The Solomon’s Stables compound,which is situated in the eastern part of the Temple Mount, was built during Herod’s time. It is 20 meters high, and was constructed of large stones, creating large areas that were used, apparently, to store either goods or animals.

The arches and walls that currently support the structure were built only later. Some researchers believe they were added during the Umayyad Dynasty period (between the seventh and eighth century), while others are convinced they were built only during the Crusader period (the 12th and 13th centuries), when the area served as stables for the Knights Templar.
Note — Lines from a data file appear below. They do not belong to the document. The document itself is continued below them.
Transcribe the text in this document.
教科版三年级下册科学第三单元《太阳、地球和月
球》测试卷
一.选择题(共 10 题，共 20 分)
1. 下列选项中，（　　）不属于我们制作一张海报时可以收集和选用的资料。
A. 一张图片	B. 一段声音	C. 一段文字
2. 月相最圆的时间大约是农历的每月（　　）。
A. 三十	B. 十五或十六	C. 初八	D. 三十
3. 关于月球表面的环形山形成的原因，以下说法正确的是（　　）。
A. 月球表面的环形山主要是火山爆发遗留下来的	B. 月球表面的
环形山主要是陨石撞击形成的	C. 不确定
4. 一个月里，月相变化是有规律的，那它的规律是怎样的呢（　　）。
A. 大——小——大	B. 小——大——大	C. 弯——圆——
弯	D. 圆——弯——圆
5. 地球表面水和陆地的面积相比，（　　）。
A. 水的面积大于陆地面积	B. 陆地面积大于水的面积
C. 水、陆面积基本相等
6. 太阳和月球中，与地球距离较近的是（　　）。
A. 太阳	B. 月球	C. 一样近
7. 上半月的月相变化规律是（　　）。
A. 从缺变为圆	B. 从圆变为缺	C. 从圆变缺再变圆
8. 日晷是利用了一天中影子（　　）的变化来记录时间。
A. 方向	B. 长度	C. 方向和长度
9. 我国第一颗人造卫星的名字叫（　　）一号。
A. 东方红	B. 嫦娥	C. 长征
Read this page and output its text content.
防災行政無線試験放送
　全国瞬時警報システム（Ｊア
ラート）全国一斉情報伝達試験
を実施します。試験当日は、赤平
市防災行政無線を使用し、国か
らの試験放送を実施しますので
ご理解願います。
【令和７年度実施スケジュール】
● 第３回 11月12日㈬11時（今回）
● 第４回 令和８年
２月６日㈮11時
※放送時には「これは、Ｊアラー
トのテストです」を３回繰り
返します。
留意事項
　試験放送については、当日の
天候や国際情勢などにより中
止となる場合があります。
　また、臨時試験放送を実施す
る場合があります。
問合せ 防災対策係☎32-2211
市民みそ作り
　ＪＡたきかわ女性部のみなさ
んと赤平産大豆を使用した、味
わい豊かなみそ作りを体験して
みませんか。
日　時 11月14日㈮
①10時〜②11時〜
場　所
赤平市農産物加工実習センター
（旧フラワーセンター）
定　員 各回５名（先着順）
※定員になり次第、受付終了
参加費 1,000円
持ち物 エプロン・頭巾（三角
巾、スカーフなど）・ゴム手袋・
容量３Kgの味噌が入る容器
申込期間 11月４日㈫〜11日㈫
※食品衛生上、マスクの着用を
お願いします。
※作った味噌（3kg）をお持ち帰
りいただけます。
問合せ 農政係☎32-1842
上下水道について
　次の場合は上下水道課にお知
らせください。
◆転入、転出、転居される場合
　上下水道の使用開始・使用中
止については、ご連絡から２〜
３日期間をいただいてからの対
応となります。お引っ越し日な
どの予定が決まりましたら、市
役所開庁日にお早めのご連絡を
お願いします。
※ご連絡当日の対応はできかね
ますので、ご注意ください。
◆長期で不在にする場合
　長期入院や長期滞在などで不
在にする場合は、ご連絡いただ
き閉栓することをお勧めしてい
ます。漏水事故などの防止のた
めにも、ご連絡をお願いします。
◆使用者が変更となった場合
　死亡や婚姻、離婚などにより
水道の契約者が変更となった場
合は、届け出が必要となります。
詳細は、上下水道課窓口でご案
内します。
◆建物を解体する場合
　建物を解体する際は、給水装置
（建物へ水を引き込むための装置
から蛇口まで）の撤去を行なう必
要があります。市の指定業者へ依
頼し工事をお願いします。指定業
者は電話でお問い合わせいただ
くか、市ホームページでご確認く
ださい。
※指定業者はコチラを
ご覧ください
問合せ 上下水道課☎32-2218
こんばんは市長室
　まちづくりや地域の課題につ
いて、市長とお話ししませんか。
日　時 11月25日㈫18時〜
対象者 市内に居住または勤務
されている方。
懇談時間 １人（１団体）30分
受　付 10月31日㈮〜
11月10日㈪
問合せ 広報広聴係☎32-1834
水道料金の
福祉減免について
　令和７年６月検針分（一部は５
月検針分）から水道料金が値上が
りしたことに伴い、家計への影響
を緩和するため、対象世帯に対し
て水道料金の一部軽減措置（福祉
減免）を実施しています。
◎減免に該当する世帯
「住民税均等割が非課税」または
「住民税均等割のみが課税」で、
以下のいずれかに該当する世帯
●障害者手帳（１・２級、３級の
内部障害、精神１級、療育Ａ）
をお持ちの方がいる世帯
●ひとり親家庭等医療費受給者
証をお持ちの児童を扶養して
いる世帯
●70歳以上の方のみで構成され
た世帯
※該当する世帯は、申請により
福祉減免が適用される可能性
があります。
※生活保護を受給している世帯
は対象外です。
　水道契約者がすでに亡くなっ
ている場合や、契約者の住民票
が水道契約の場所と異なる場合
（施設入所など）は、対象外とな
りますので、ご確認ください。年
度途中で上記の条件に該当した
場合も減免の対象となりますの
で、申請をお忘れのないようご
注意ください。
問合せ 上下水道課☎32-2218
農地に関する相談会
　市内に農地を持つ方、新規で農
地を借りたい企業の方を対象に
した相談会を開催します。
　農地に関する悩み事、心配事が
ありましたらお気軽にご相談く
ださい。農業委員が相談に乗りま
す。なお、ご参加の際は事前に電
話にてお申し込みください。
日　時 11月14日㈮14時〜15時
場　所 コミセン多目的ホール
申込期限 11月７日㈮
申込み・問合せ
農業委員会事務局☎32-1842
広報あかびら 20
Dr. Eilat Mazar, from the Committee for the Prevention of the Destruction of Antiquities on the Temple Mount, told Ma’ariv about the process in which Solomon’s Stables evolved from an archeological site into the largest mosque in Israel. Mazar: “In 1996 the Wakf exploited a permit that it was given by the Israeli government to clean the site, and turned the cavern of Solomon’s Stables, which is five and a half dunams in size, into a giant mosque. But they didn’t suffice with that: three years later, they received authorization from the prime minister at the time, Ehud Barak, to open ‘a small emergency opening’ in the structure. But in accelerated work that lasted three days and three nights, that ‘small opening’ turned into a 2,000 square meter square pit that was more than 12 meters deep. The Wakf removed from the site 12,000 cubic meters of dirt that included, in our judgment, many rare archeological artifacts that simply were tossed in the garbage.”
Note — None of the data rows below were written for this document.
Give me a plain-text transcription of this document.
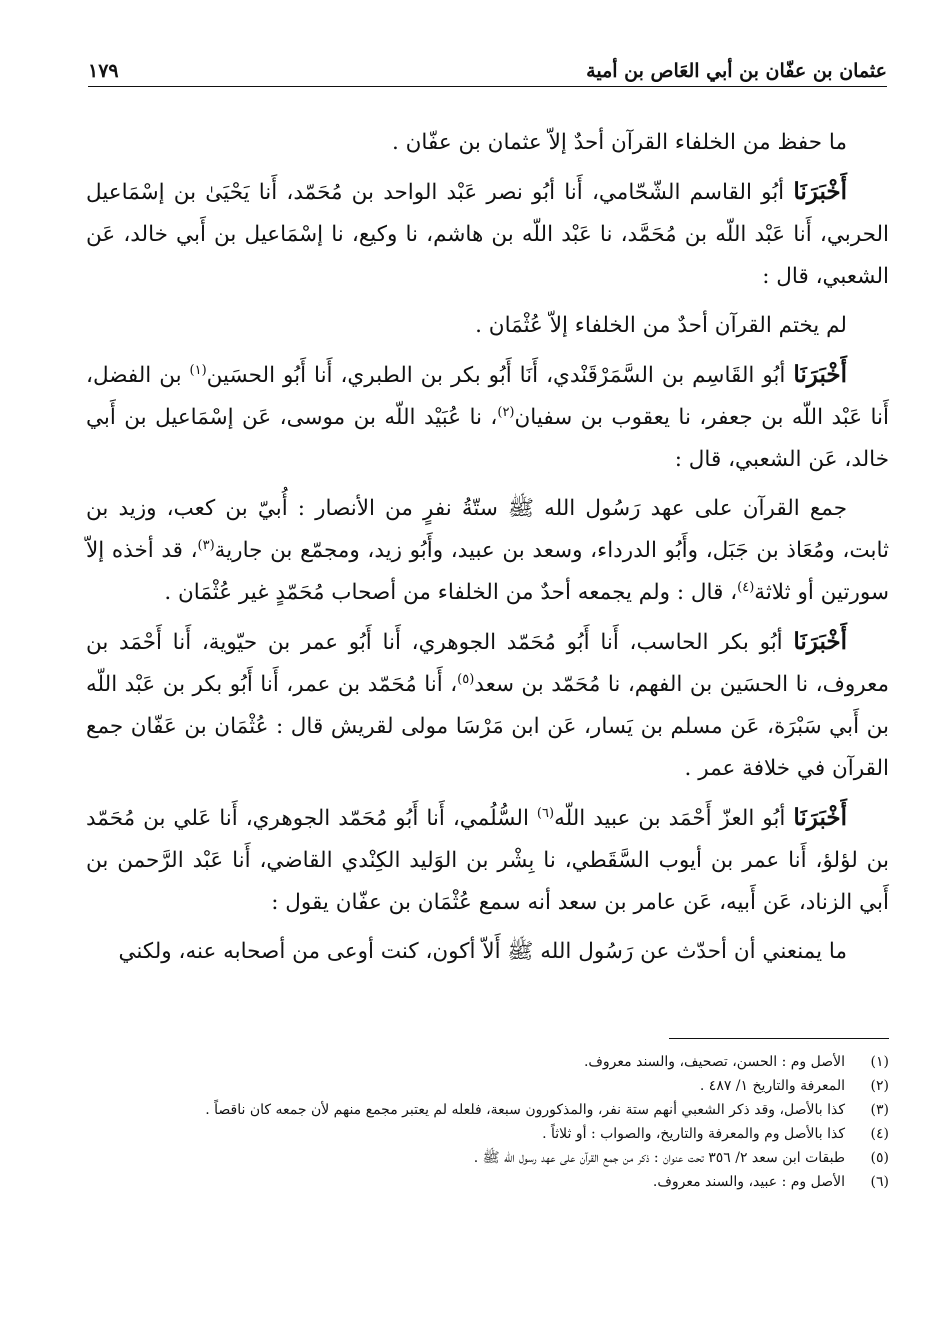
عثمان بن عفّان بن أبي العَاص بن أمية
١٧٩

ما حفظ من الخلفاء القرآن أحدٌ إلاّ عثمان بن عفّان .

أَخْبَرَنَا أبُو القاسم الشّحّامي، أَنا أبُو نصر عَبْد الواحد بن مُحَمّد، أَنا يَحْيَىٰ بن إسْمَاعيل الحربي، أَنا عَبْد اللّه بن مُحَمَّد، نا عَبْد اللّه بن هاشم، نا وكيع، نا إسْمَاعيل بن أَبي خالد، عَن الشعبي، قال :

لم يختم القرآن أحدٌ من الخلفاء إلاّ عُثْمَان .

أَخْبَرَنَا أبُو القَاسِم بن السَّمَرْقَنْدي، أَنَا أَبُو بكر بن الطبري، أَنا أَبُو الحسَين$^{(١)}$ بن الفضل، أَنا عَبْد اللّه بن جعفر، نا يعقوب بن سفيان$^{(٢)}$، نا عُبَيْد اللّه بن موسى، عَن إسْمَاعيل بن أَبي خالد، عَن الشعبي، قال :

جمع القرآن على عهد رَسُول الله ﷺ ستّةُ نفرٍ من الأنصار : أُبيّ بن كعب، وزيد بن ثابت، ومُعَاذ بن جَبَل، وأَبُو الدرداء، وسعد بن عبيد، وأَبُو زيد، ومجمّع بن جارية$^{(٣)}$، قد أخذه إلاّ سورتين أو ثلاثة$^{(٤)}$، قال : ولم يجمعه أحدٌ من الخلفاء من أصحاب مُحَمّدٍ غير عُثْمَان .

أَخْبَرَنَا أبُو بكر الحاسب، أَنا أَبُو مُحَمّد الجوهري، أَنا أَبُو عمر بن حيّوية، أَنا أَحْمَد بن معروف، نا الحسَين بن الفهم، نا مُحَمّد بن سعد$^{(٥)}$، أَنا مُحَمّد بن عمر، أَنا أَبُو بكر بن عَبْد اللّه بن أَبي سَبْرَة، عَن مسلم بن يَسار، عَن ابن مَرْسَا مولى لقريش قال : عُثْمَان بن عَفّان جمع القرآن في خلافة عمر .

أَخْبَرَنَا أبُو العزّ أَحْمَد بن عبيد اللّه$^{(٦)}$ السُّلُمي، أَنا أَبُو مُحَمّد الجوهري، أَنا عَلي بن مُحَمّد بن لؤلؤ، أَنا عمر بن أيوب السَّقَطي، نا بِشْر بن الوَليد الكِنْدي القاضي، أَنا عَبْد الرَّحمن بن أَبي الزناد، عَن أَبيه، عَن عامر بن سعد أنه سمع عُثْمَان بن عفّان يقول :

ما يمنعني أن أحدّث عن رَسُول الله ﷺ أَلاّ أكون، كنت أوعى من أصحابه عنه، ولكني

(١)
الأصل وم : الحسن، تصحيف، والسند معروف.
(٢)
المعرفة والتاريخ ١/ ٤٨٧ .
(٣)
كذا بالأصل، وقد ذكر الشعبي أنهم ستة نفر، والمذكورون سبعة، فلعله لم يعتبر مجمع منهم لأن جمعه كان ناقصاً .
(٤)
كذا بالأصل وم والمعرفة والتاريخ، والصواب : أو ثلاثاً .
(٥)
طبقات ابن سعد ٢/ ٣٥٦ تحت عنوان : ذكر من جمع القرآن على عهد رسول الله ﷺ .
(٦)
الأصل وم : عبيد، والسند معروف.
The Committee for the Prevention of the Destruction of Antiquities on the Temple Mount members believe that opening Solomon’s Stables destabilized the entire structure, both on the southern wall of the Temple Mount where the “bulge” emerged from the wall (and which threatens to cause its ultimate collapse) and in Solomon’s Stables. “We know from testimony of people who visited Solomon’s Stables that the arches and supports there are cracked and that they are in a very bad state engineering-wise-so bad that they are liable to collapse very soon,” said Dr. Mazar.